Mercredi 11 Juin 2008, 22H03.
Je le vois partout. Dans les vitrines, sur les plaques des rues, dans les cafés. Je passe dans Bastille et tout me rappelle ces deux mois entre ses sourires. Un traiteur chinois, le canal, un trottoir habité par un SDF, un yaourt 0% et le lait écrémé dans le rayon, mon pou qui bat entre mes doigts. Tout. Une parole, un mot, un geste. Une caresse, une manière de dire bisou, une envie de cigarette, une envie de faire l’amour, une envie de transpirer de sensations chaudes, la sueur qui coule dans le bas du dos et sur le front, un réveil matin tout doux. Peut-être qu’au fond c’est ça un chagrin d’amour. Un putain de chagrin d’amour qui déchire le ventre. Le matin, je pose ma main gauche sur la barre et je commence les pliés. J’ai déjà pensé à lui 294 secondes depuis mon réveil. Je commence le port de bras, et je m’applique. Parce j’ai envie de bien travailler pour lui. D'avoir un joli port de tête, un dos bien droit. Les dégagés, les ronds de jambe. Aux frappés, mon esprit commence à divaguer. Les grands développés se font regard au sol. Je remonte une jambe du pantalon jusqu'à la cuisse, la gauche. Les battements droit devant. Je pense à lui mais c’est parce qu’il me manque. Et plus rien ne rentre. Je suis ailleurs. Partout sauf là où je devrais être. On nous martele avec ces examens le dernier jour. Alors qu’on avait envie que d’une chose : enchaîner les variations et transpirer transpirer. On travaille des heures, on pousse les tables contre les murs dans la petite salle du bas, on les met dehors pour faire de la place ou on Danse dehors dans la petite cour de la résidence. Le dernier cours de barre au sol à 08h30 du mat', les yeux encore collés, le dernier cours de classique avec ce prof complètement dingue, le dernier cour de jazz avec cette prof au cheveux oranges. Et on applaudit plus longtemps à la fin de chaque cours, plus fort, on crie dans nos bouches pour dire merci.

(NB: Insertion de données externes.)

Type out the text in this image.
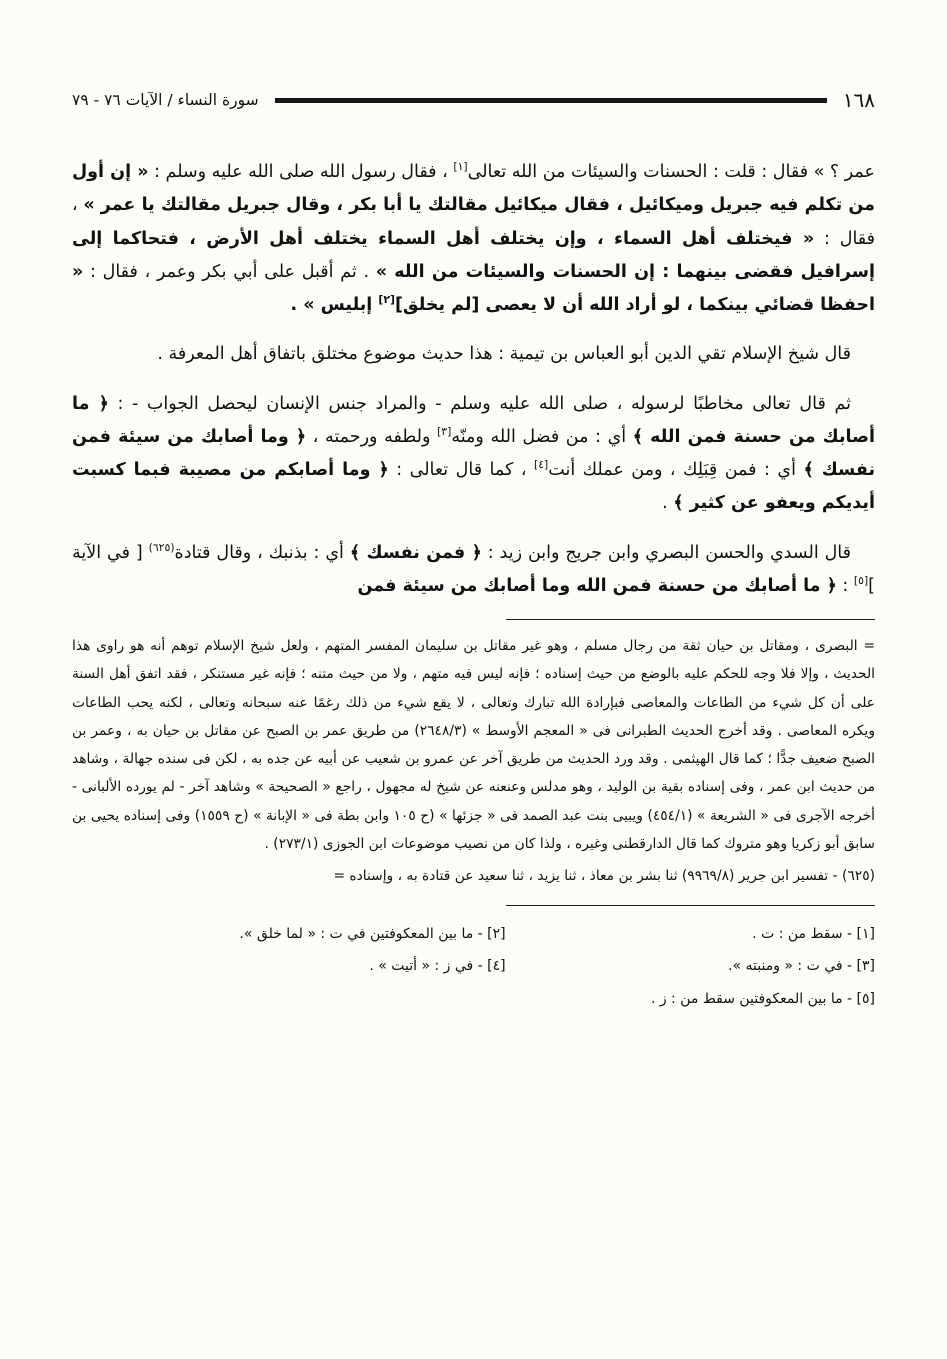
١٦٨
سورة النساء / الآيات ٧٦ - ٧٩

عمر ؟ » فقال : قلت : الحسنات والسيئات من الله تعالى[١] ، فقال رسول الله صلى الله عليه وسلم : « إن أول من تكلم فيه جبريل وميكائيل ، فقال ميكائيل مقالتك يا أبا بكر ، وقال جبريل مقالتك يا عمر » ، فقال : « فيختلف أهل السماء ، وإن يختلف أهل السماء يختلف أهل الأرض ، فتحاكما إلى إسرافيل فقضى بينهما : إن الحسنات والسيئات من الله » . ثم أقبل على أبي بكر وعمر ، فقال : « احفظا قضائي بينكما ، لو أراد الله أن لا يعصى [لم يخلق][٢] إبليس » .

قال شيخ الإسلام تقي الدين أبو العباس بن تيمية : هذا حديث موضوع مختلق باتفاق أهل المعرفة .

ثم قال تعالى مخاطبًا لرسوله ، صلى الله عليه وسلم - والمراد جنس الإنسان ليحصل الجواب - : ﴿ ما أصابك من حسنة فمن الله ﴾ أي : من فضل الله ومنّه[٣] ولطفه ورحمته ، ﴿ وما أصابك من سيئة فمن نفسك ﴾ أي : فمن قِبَلِك ، ومن عملك أنت[٤] ، كما قال تعالى : ﴿ وما أصابكم من مصيبة فبما كسبت أيديكم ويعفو عن كثير ﴾ .

قال السدي والحسن البصري وابن جريج وابن زيد : ﴿ فمن نفسك ﴾ أي : بذنبك ، وقال قتادة$^{(٦٢٥)}$ [ في الآية ][٥] : ﴿ ما أصابك من حسنة فمن الله وما أصابك من سيئة فمن

= البصرى ، ومقاتل بن حيان ثقة من رجال مسلم ، وهو غير مقاتل بن سليمان المفسر المتهم ، ولعل شيخ الإسلام توهم أنه هو راوى هذا الحديث ، وإلا فلا وجه للحكم عليه بالوضع من حيث إسناده ؛ فإنه ليس فيه متهم ، ولا من حيث متنه ؛ فإنه غير مستنكر ، فقد اتفق أهل السنة على أن كل شيء من الطاعات والمعاصى فبإرادة الله تبارك وتعالى ، لا يقع شيء من ذلك رغمًا عنه سبحانه وتعالى ، لكنه يحب الطاعات ويكره المعاصى . وقد أخرج الحديث الطبرانى فى « المعجم الأوسط » (٢٦٤٨/٣) من طريق عمر بن الصبح عن مقاتل بن حيان به ، وعمر بن الصبح ضعيف جدًّا ؛ كما قال الهيثمى . وقد ورد الحديث من طريق آخر عن عمرو بن شعيب عن أبيه عن جده به ، لكن فى سنده جهالة ، وشاهد من حديث ابن عمر ، وفى إسناده بقية بن الوليد ، وهو مدلس وعنعنه عن شيخ له مجهول ، راجع « الصحيحة » وشاهد آخر - لم يورده الألبانى - أخرجه الآجرى فى « الشريعة » (٤٥٤/١) ويبيى بنت عبد الصمد فى « جزئها » (ح ١٠٥ وابن بطة فى « الإبانة » (ح ١٥٥٩) وفى إسناده يحيى بن سابق أبو زكريا وهو متروك كما قال الدارقطنى وغيره ، ولذا كان من نصيب موضوعات ابن الجوزى (٢٧٣/١) .

(٦٢٥) - تفسير ابن جرير (٩٩٦٩/٨) ثنا بشر بن معاذ ، ثنا يزيد ، ثنا سعيد عن قتادة به ، وإسناده =

[١] - سقط من : ت .
[٢] - ما بين المعكوفتين في ت : « لما خلق ».
[٣] - في ت : « ومنبته ».
[٤] - في ز : « أتيت » .
[٥] - ما بين المعكوفتين سقط من : ز .
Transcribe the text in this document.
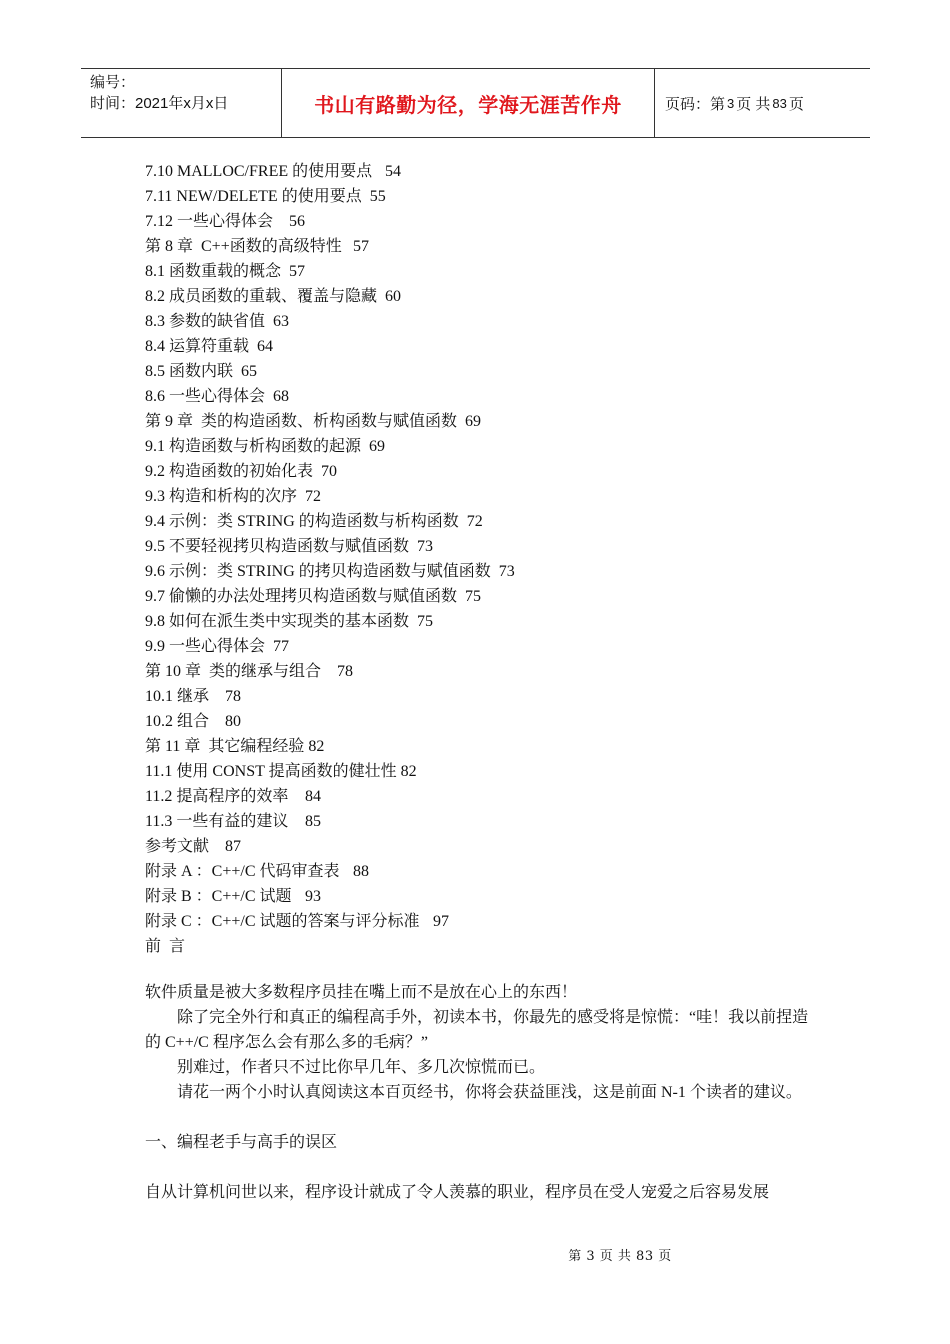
编号：
时间：2021年x月x日	书山有路勤为径，学海无涯苦作舟	页码：第 3 页 共 83 页
7.10 MALLOC/FREE 的使用要点	54
7.11 NEW/DELETE 的使用要点  55
7.12 一些心得体会	56
第 8 章  C++函数的高级特性	57
8.1 函数重载的概念	57
8.2 成员函数的重载、覆盖与隐藏	60
8.3 参数的缺省值  63
8.4 运算符重载	64
8.5 函数内联  65
8.6 一些心得体会  68
第 9 章  类的构造函数、析构函数与赋值函数  69
9.1 构造函数与析构函数的起源  69
9.2 构造函数的初始化表	70
9.3 构造和析构的次序  72
9.4 示例：类 STRING 的构造函数与析构函数  72
9.5 不要轻视拷贝构造函数与赋值函数	73
9.6 示例：类 STRING 的拷贝构造函数与赋值函数  73
9.7 偷懒的办法处理拷贝构造函数与赋值函数  75
9.8 如何在派生类中实现类的基本函数	75
9.9 一些心得体会  77
第 10 章  类的继承与组合	78
10.1 继承	78
10.2 组合	80
第 11 章  其它编程经验 82
11.1 使用 CONST 提高函数的健壮性 82
11.2 提高程序的效率	84
11.3 一些有益的建议	85
参考文献	87
附录 A ：C++/C 代码审查表	88
附录 B ：C++/C 试题	93
附录 C ：C++/C 试题的答案与评分标准	97
前  言

软件质量是被大多数程序员挂在嘴上而不是放在心上的东西！

除了完全外行和真正的编程高手外，初读本书，你最先的感受将是惊慌：“哇！我以前捏造的 C++/C 程序怎么会有那么多的毛病？”

别难过，作者只不过比你早几年、多几次惊慌而已。

请花一两个小时认真阅读这本百页经书，你将会获益匪浅，这是前面 N-1 个读者的建议。

一、编程老手与高手的误区

自从计算机问世以来，程序设计就成了令人羡慕的职业，程序员在受人宠爱之后容易发展

第 3 页 共 83 页
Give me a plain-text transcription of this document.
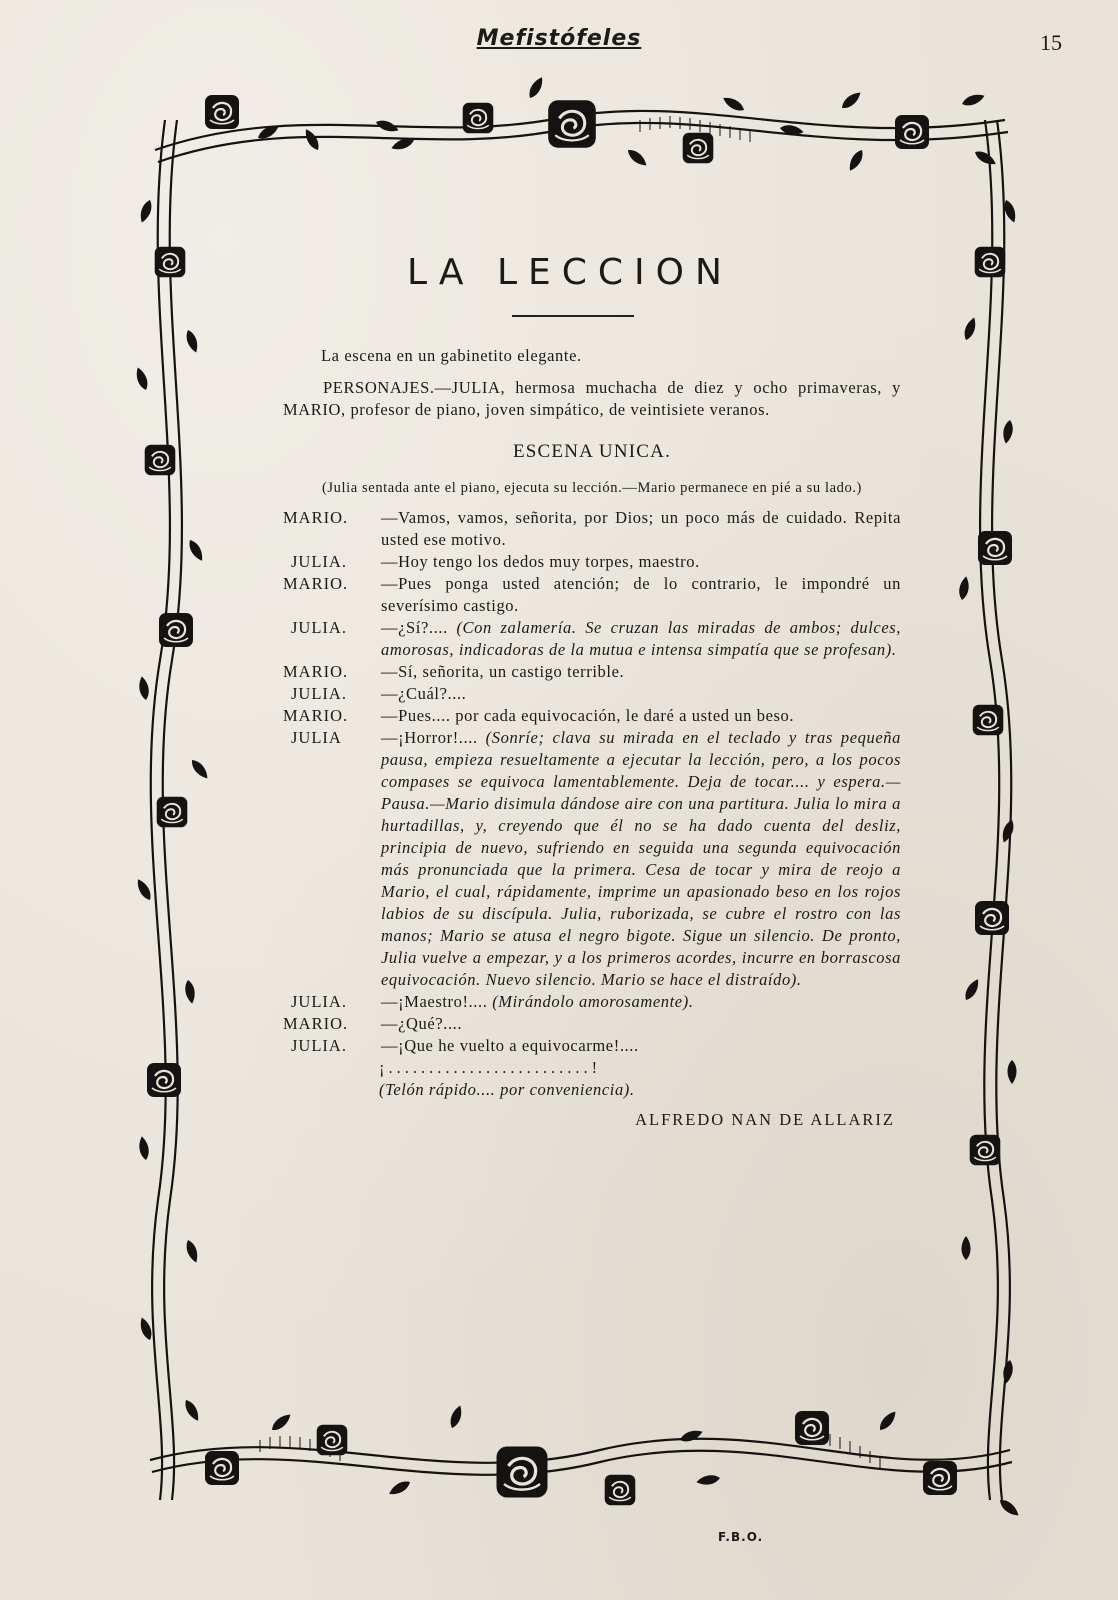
Mefistófeles	15
LA LECCION

La escena en un gabinetito elegante.

PERSONAJES.—JULIA, hermosa muchacha de diez y ocho primaveras, y MARIO, profesor de piano, joven simpático, de veintisiete veranos.

ESCENA UNICA.

(Julia sentada ante el piano, ejecuta su lección.—Mario permanece en pié a su lado.)

MARIO.	—Vamos, vamos, señorita, por Dios; un poco más de cuidado. Repita usted ese motivo.
JULIA.	—Hoy tengo los dedos muy torpes, maestro.
MARIO.	—Pues ponga usted atención; de lo contrario, le impondré un severísimo castigo.
JULIA.	—¿Sí?.... (Con zalamería. Se cruzan las miradas de ambos; dulces, amorosas, indicadoras de la mutua e intensa simpatía que se profesan).
MARIO.	—Sí, señorita, un castigo terrible.
JULIA.	—¿Cuál?....
MARIO.	—Pues.... por cada equivocación, le daré a usted un beso.
JULIA	—¡Horror!.... (Sonríe; clava su mirada en el teclado y tras pequeña pausa, empieza resueltamente a ejecutar la lección, pero, a los pocos compases se equivoca lamentablemente. Deja de tocar.... y espera.—Pausa.—Mario disimula dándose aire con una partitura. Julia lo mira a hurtadillas, y, creyendo que él no se ha dado cuenta del desliz, principia de nuevo, sufriendo en seguida una segunda equivocación más pronunciada que la primera. Cesa de tocar y mira de reojo a Mario, el cual, rápidamente, imprime un apasionado beso en los rojos labios de su discípula. Julia, ruborizada, se cubre el rostro con las manos; Mario se atusa el negro bigote. Sigue un silencio. De pronto, Julia vuelve a empezar, y a los primeros acordes, incurre en borrascosa equivocación. Nuevo silencio. Mario se hace el distraído).
JULIA.	—¡Maestro!.... (Mirándolo amorosamente).
MARIO.	—¿Qué?....
JULIA.	—¡Que he vuelto a equivocarme!....

¡.........................!

(Telón rápido.... por conveniencia).

ALFREDO NAN DE ALLARIZ

F.B.O.
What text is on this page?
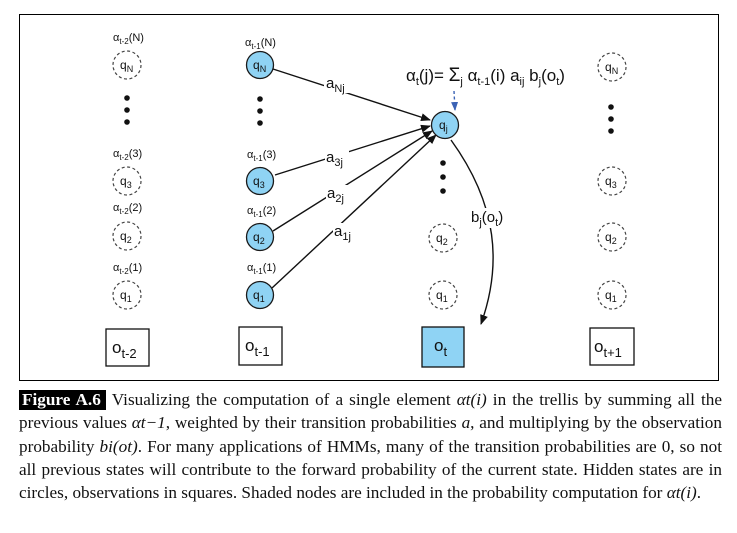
$a_{Nj}$
$a_{3j}$
$a_{2j}$
$a_{1j}$
$b_j(o_t)$
$\alpha_t(j)= \Sigma_j$ $\alpha_{t-1}(i)$ $a_{ij}$ $b_j(o_t)$
$\alpha_{t-2}(N)$
$q_N$
$\alpha_{t-2}(3)$
$q_3$
$\alpha_{t-2}(2)$
$q_2$
$\alpha_{t-2}(1)$
$q_1$
$o_{t-2}$
$\alpha_{t-1}(N)$
$q_N$
$\alpha_{t-1}(3)$
$q_3$
$\alpha_{t-1}(2)$
$q_2$
$\alpha_{t-1}(1)$
$q_1$
$o_{t-1}$
$q_j$
$q_2$
$q_1$
$o_t$
$q_N$
$q_3$
$q_2$
$q_1$
$o_{t+1}$

Figure A.6 Visualizing the computation of a single element αt(i) in the trellis by summing all the previous values αt−1, weighted by their transition probabilities a, and multiplying by the observation probability bi(ot). For many applications of HMMs, many of the transition probabilities are 0, so not all previous states will contribute to the forward probability of the current state. Hidden states are in circles, observations in squares. Shaded nodes are included in the probability computation for αt(i).
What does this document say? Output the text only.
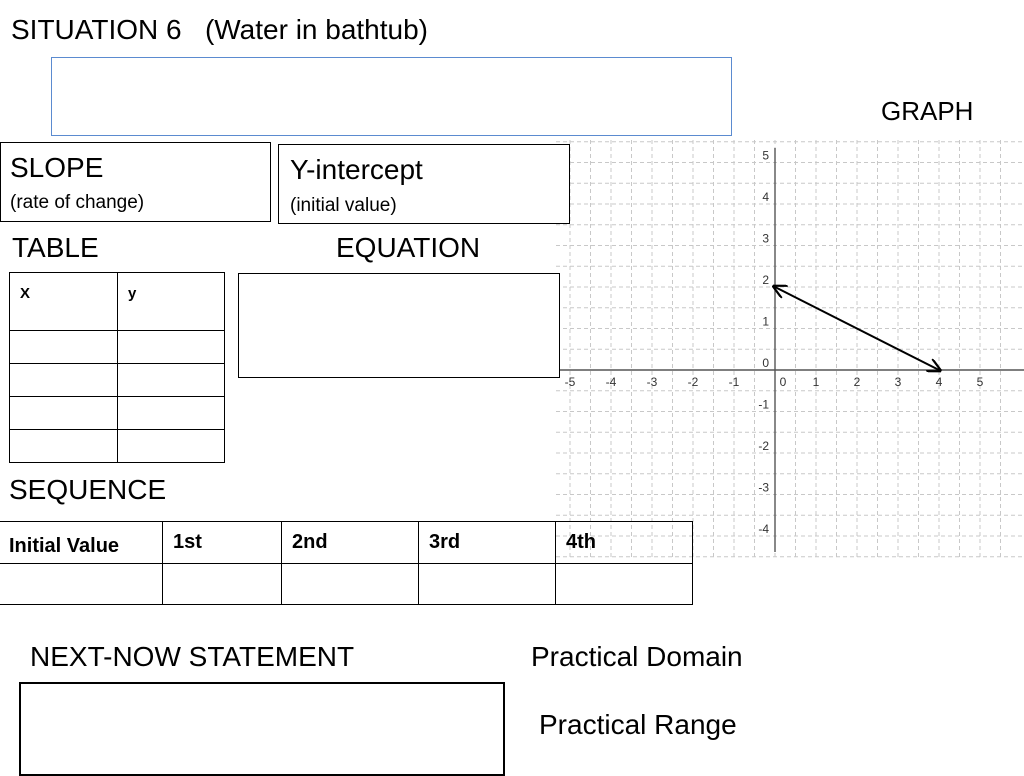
SITUATION 6   (Water in bathtub)
GRAPH
-5	-4	-3	-2	-1	0 1	2	3	4	5
-4
-3
-2
-1
0
1
2
3
4
5
SLOPE
(rate of change)
Y-intercept
(initial value)
TABLE	EQUATION
X	y

SEQUENCE
Initial Value	1st	2nd	3rd	4th

NEXT-NOW STATEMENT	Practical Domain
Practical Range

Une vingtaine de minutes il y a sa voix. L’appeler alors que je n’avais pas réellement quelque chose à lui dire, à lui demander. Et je pourrais rester là des heures, à parler de la littérature, de ma deuxième année en poche. Pas de rattrapage mais pas de mention. Il me félicite. Et me quitte de loin. De près il n’est plus là non plus. Je pourrais rester là des heures. Lui parler de la nouvelle formation de notation pour la rentrée 2009. Lui expliquer que c’est comme ces partitions de musique coupées par mes appels. Que je voudrais écrire le Danse (maintenant). Ca me rassure les projets. Je voudrais un peu de lui. Juste ça. Alors peut-être que c’est ringard de l’écrire comme ça. Pas eu l’occasion de lui dire. Si simplement. Pourquoi je m’en fais ? Mais parce qu’il me manque bordel, parce que ça me manque de ne pas partager le riz cantonnais avec lui, le voir piquer dans mon assiette, ne pas lire quelques pages sur le lit, ne pas consumer la fin de la bougie rouge en se serrant les corps parce que l'ampoule est grillée, parce que j’en crève de ne pas entendre sa voix me sourire lorsqu’il se réveille après moi, j’en crève de ne pas lui avoir assez tenu la main, de ne pas avoir été assez cool, d’avoir cru que rien n'était grave avec lui, j’en crève de ne plus sentir son corps repu. Encore un de ses mots qu’il m’avait appris. Ses tonnes de mots qu’il m’apprenait. Ses schémas qu'il dessinait.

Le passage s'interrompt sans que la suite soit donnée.